Вероятно, ему нужно было вылетать на рассвете, и он ждал, когда тьма начнет редеть. Хотя в кубрике было жарко, он не снял ни унтов, ни комбинезона, а только стащил с головы шлем и осторожно присел на край пустой койки Чепелкина. Он был очень возбужден. Это было то сухое, тяжелое возбуждение, которое возникает после слишком утомительного дня и не дает уснуть.

Лунин начал дремать, но Кабанкову хотелось побеседовать с комиссаром дивизии. Кабанкову постоянно казалось, что он недостаточно хорошо выполняет свои комиссарские обязанности, и он надеялся, что Уваров разъяснит ему, поможет. Его койка стояла рядом с койкой Чепелкина, и он заговорил вполголоса, и Уваров стал ему вполголоса отвечать. Разговор их тянулся до рассвета. Лунин то просыпался, то опять погружался в дремоту, и лишь случайные отрывки этого разговора доходили до его сознания.

Уваров говорил о самых обыкновенных вещах. Например, о том, что сейчас важнейший вопрос для авиации – защита аэродромов от заносов. Метели не прекращаются, а краснофлотцы, которые чистят аэродромы, валятся с ног от голода. Ведь их кормят не так, как летчиков. Они истощены, обессилены. Лопаты падают из рук, а они день и ночь копают на морозе. Нужно усилить заботу об аэродромщиках, мотористах, оружейниках, техниках, нужно, чтобы они чувствовали, что их работа оценивается так же, как бой.

– Война – это работа, – говорил Уваров. – Я это еще в Испании хорошо понял. И бой – работа. И подвиг – работа…

Лунин заснул и проспал, вероятно, довольно долго. Разбудил его возглас Кабанкова:

– Ну какой я комиссар, Иван Иванович! Не знаю я, что должен делать. А оттого, что не знаю, делаю всё…

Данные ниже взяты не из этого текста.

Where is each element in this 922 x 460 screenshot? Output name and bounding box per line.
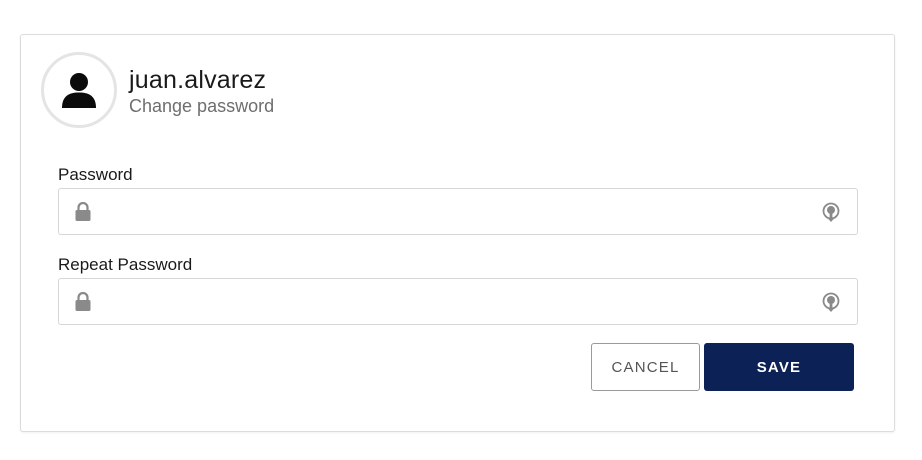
page-subtitle: Change password — [129, 96, 275, 116]
repeat-password-label: Repeat Password — [58, 255, 193, 274]
reveal-password-icon[interactable] — [821, 291, 841, 313]
repeat-password-input[interactable] — [103, 279, 807, 324]
avatar — [41, 52, 117, 128]
cancel-button[interactable]: CANCEL — [591, 343, 700, 391]
repeat-password-field — [58, 278, 858, 325]
save-button[interactable]: SAVE — [704, 343, 854, 391]
change-password-card: juan.alvarez Change password Password Re… — [20, 34, 895, 432]
password-field — [58, 188, 858, 235]
password-label: Password — [58, 165, 133, 184]
lock-icon — [75, 292, 91, 311]
username: juan.alvarez — [129, 66, 267, 94]
password-input[interactable] — [103, 189, 807, 234]
lock-icon — [75, 202, 91, 221]
reveal-password-icon[interactable] — [821, 201, 841, 223]
user-icon — [62, 73, 96, 108]
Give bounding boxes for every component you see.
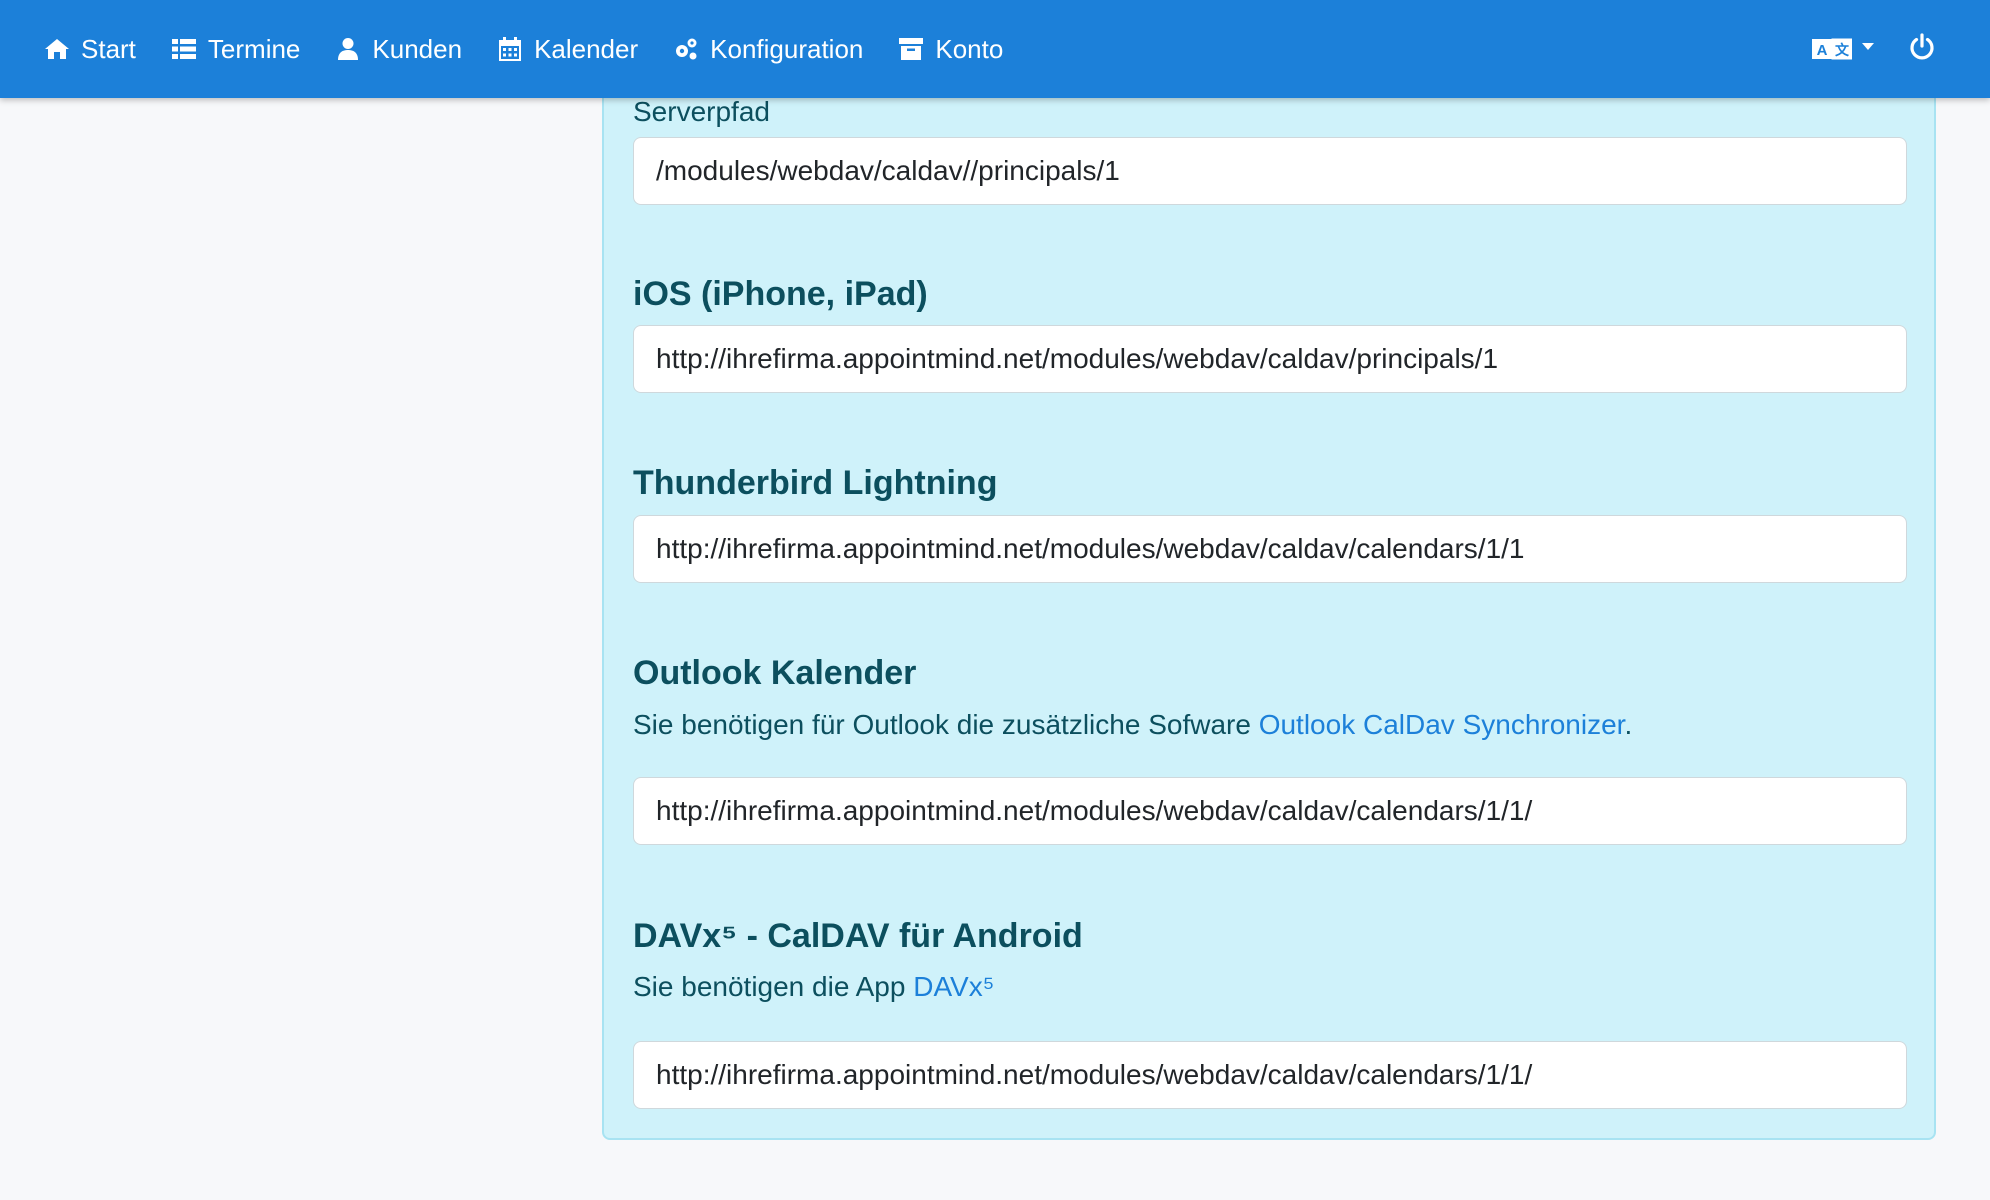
serverpfad-label: Serverpfad (633, 96, 770, 127)
outlook-desc-suffix: . (1624, 709, 1633, 740)
nav-item-label: Konto (935, 33, 1004, 64)
nav-item-label: Termine (207, 33, 301, 64)
nav-item-kunden[interactable]: Kunden (335, 34, 462, 65)
svg-text:文: 文 (1835, 42, 1850, 58)
davx-url-field[interactable] (633, 1041, 1907, 1109)
outlook-heading: Outlook Kalender (633, 654, 917, 692)
home-icon (45, 39, 69, 59)
nav-item-termine[interactable]: Termine (171, 34, 300, 65)
outlook-desc-text: Sie benötigen für Outlook die zusätzlich… (633, 709, 1259, 740)
nav-item-start[interactable]: Start (44, 34, 136, 65)
nav-item-label: Konfiguration (710, 33, 864, 64)
thunderbird-heading: Thunderbird Lightning (633, 464, 998, 502)
davx-desc-text: Sie benötigen die App (633, 971, 914, 1002)
nav-item-kalender[interactable]: Kalender (497, 34, 638, 65)
nav-item-label: Kalender (534, 33, 639, 64)
nav-item-label: Kunden (372, 33, 463, 64)
nav-right: A文 (1812, 0, 1936, 98)
outlook-caldav-synchronizer-link[interactable]: Outlook CalDav Synchronizer (1259, 709, 1625, 740)
calendar-icon (499, 37, 522, 61)
user-icon (338, 38, 359, 60)
top-navbar: Start Termine Kunden Kalender Konfigurat… (0, 0, 1990, 98)
archive-icon (899, 38, 924, 60)
davx-description: Sie benötigen die App DAVx⁵ (633, 971, 994, 1003)
nav-item-konto[interactable]: Konto (898, 34, 1003, 65)
thunderbird-url-field[interactable] (633, 515, 1907, 583)
outlook-description: Sie benötigen für Outlook die zusätzlich… (633, 709, 1632, 741)
serverpfad-field[interactable] (633, 137, 1907, 205)
chevron-down-icon (1862, 42, 1874, 50)
gears-icon (676, 38, 697, 60)
nav-item-label: Start (81, 33, 136, 64)
ios-url-field[interactable] (633, 325, 1907, 393)
nav-item-konfiguration[interactable]: Konfiguration (673, 34, 863, 65)
davx-app-link[interactable]: DAVx⁵ (913, 971, 994, 1002)
power-icon (1910, 32, 1934, 59)
nav-menu: Start Termine Kunden Kalender Konfigurat… (44, 0, 1038, 98)
davx-heading: DAVx⁵ - CalDAV für Android (633, 917, 1083, 955)
language-dropdown[interactable]: A文 (1812, 37, 1874, 61)
outlook-url-field[interactable] (633, 777, 1907, 845)
list-icon (171, 39, 196, 59)
svg-text:A: A (1817, 42, 1828, 59)
logout-button[interactable] (1908, 32, 1936, 66)
ios-heading: iOS (iPhone, iPad) (633, 275, 928, 313)
translate-icon: A文 (1812, 38, 1852, 60)
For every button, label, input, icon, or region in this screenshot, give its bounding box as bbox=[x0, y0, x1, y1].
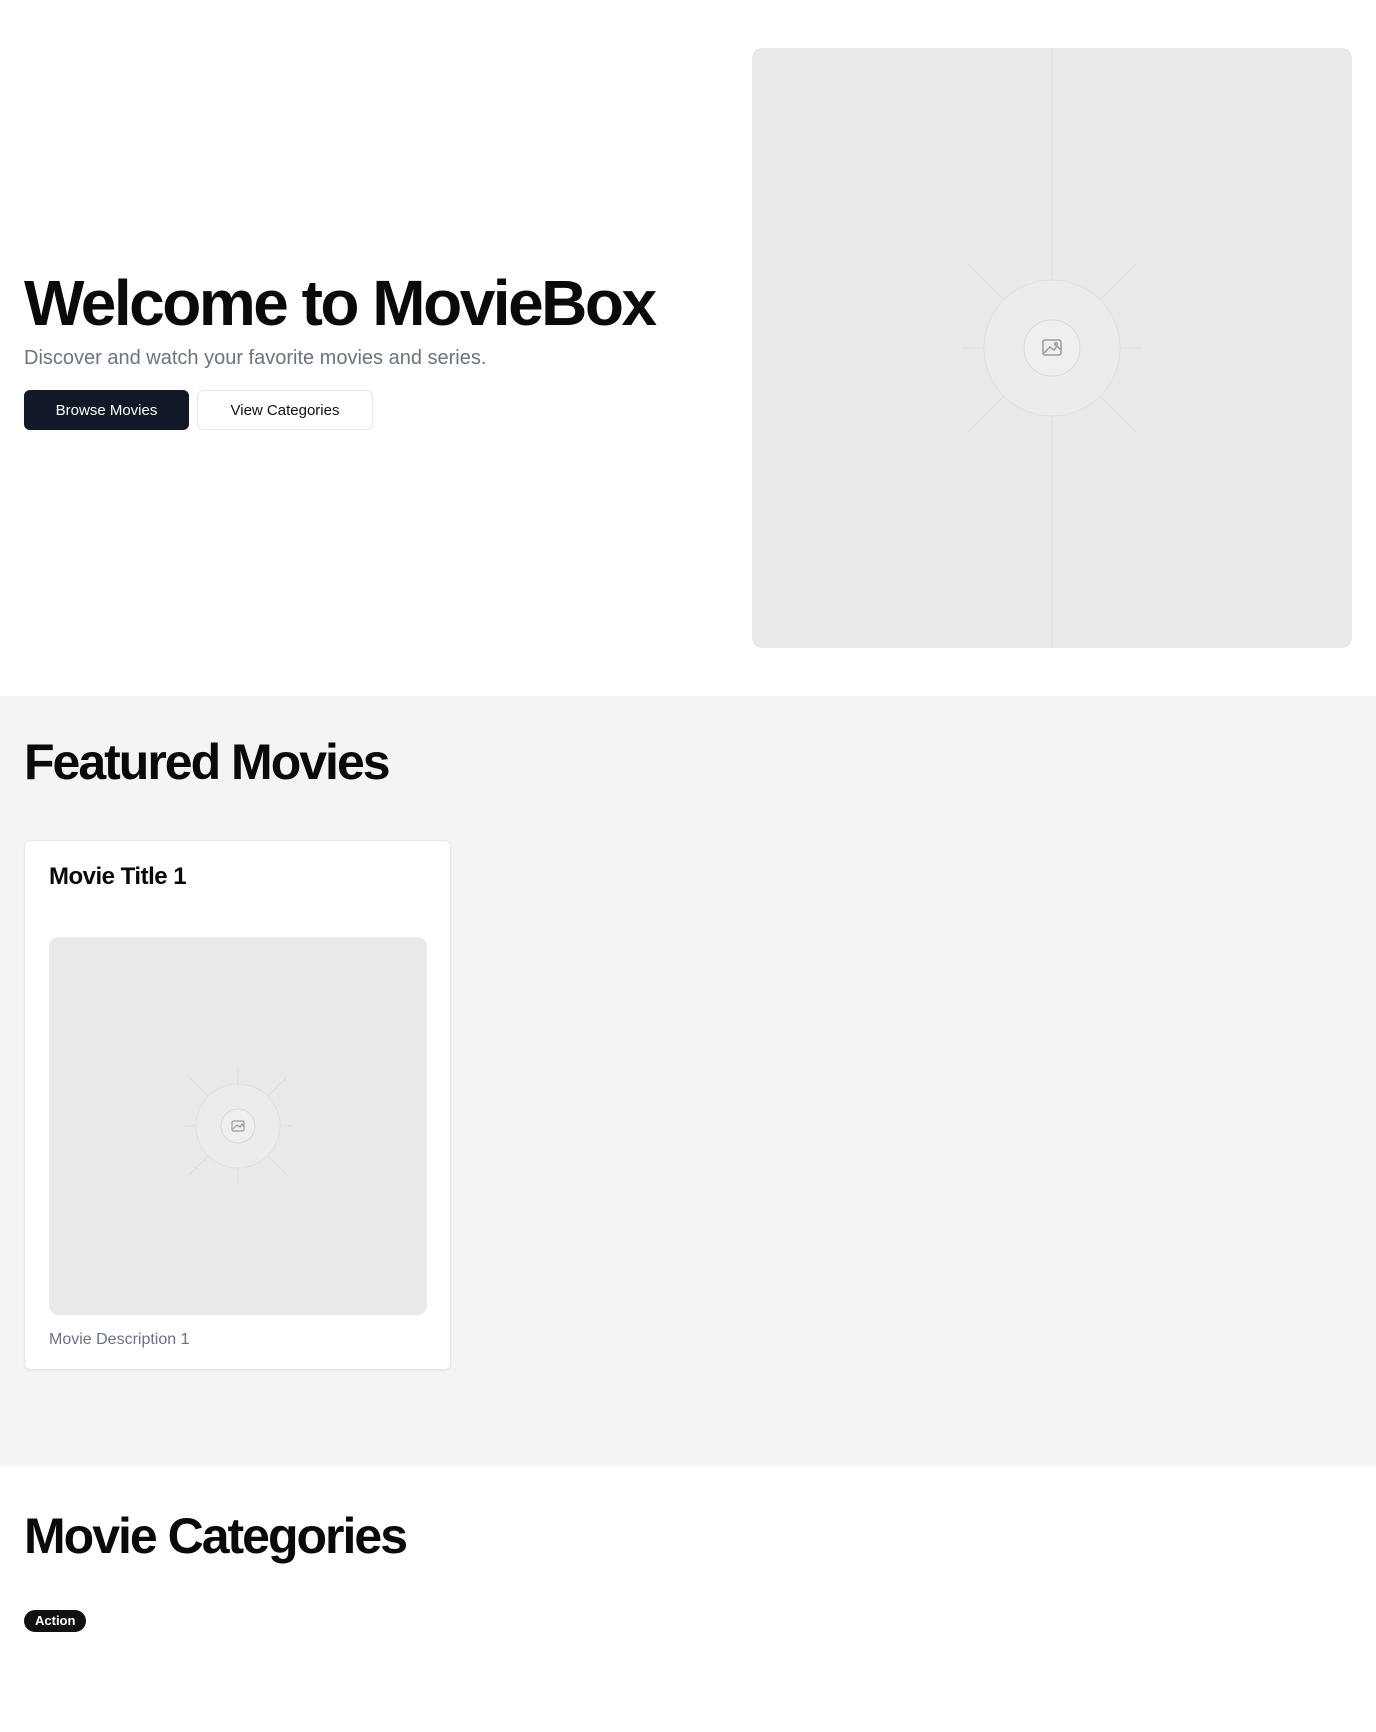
movie-categories-title: Movie Categories bbox=[24, 1508, 408, 1564]
featured-movies-section: Featured Movies Movie Title 1 Movie Desc… bbox=[0, 696, 1376, 1466]
image-placeholder-icon bbox=[962, 48, 1142, 648]
movie-image bbox=[49, 937, 427, 1315]
hero-section: Welcome to MovieBox Discover and watch y… bbox=[0, 0, 1376, 696]
hero-button-group: Browse Movies View Categories bbox=[24, 390, 724, 430]
movie-card[interactable]: Movie Title 1 Movie Description 1 bbox=[24, 840, 451, 1370]
hero-content: Welcome to MovieBox Discover and watch y… bbox=[24, 268, 724, 430]
browse-movies-button[interactable]: Browse Movies bbox=[24, 390, 189, 430]
hero-image bbox=[752, 48, 1352, 648]
featured-movies-title: Featured Movies bbox=[24, 734, 391, 790]
movie-title: Movie Title 1 bbox=[49, 863, 187, 890]
hero-title: Welcome to MovieBox bbox=[24, 267, 657, 339]
movie-categories-section: Movie Categories Action bbox=[0, 1466, 1376, 1732]
hero-subtitle: Discover and watch your favorite movies … bbox=[24, 347, 487, 369]
movie-description: Movie Description 1 bbox=[49, 1331, 190, 1348]
category-badge-action[interactable]: Action bbox=[24, 1610, 87, 1632]
image-placeholder-icon bbox=[184, 1067, 292, 1185]
view-categories-button[interactable]: View Categories bbox=[197, 390, 373, 430]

– И я сначала не знал, – сказал Уваров. – И тоже стал делать всё…

– А теперь знаете?

– Знаю. Так и нужно – делать всё. Не вообще всё, а для людей всё. Вокруг меня люди, и я должен делать всё, чтобы этим людям было легче и лучше. Краснофлотцы аэродромного батальона потеряли свои простыни при отступлении – я добиваюсь для них новых простынь. Им мало отпускают продуктов – я слежу, чтобы продукты не раскрали, чтобы хорошо готовили. Они растеряли свои семьи – весь мой аппарат работает, помогая им найти родных: это – великая, важнейшая задача. Я смотрю, чтобы в землянках было тепло и сухо. Книги, газеты, бумага, почта – это тоже мое дело. Нас послала сюда партия, которая служит народу, и мы должны служить людям. И главная наша задача – добиться, чтобы всем были ясны наши цели, потому что цели у нас такие, что когда их понимаешь, всё возможно. Нужно пробудить в людях радость, нужно не дать им пасть духом, и я объясняю им, что победа неизбежна…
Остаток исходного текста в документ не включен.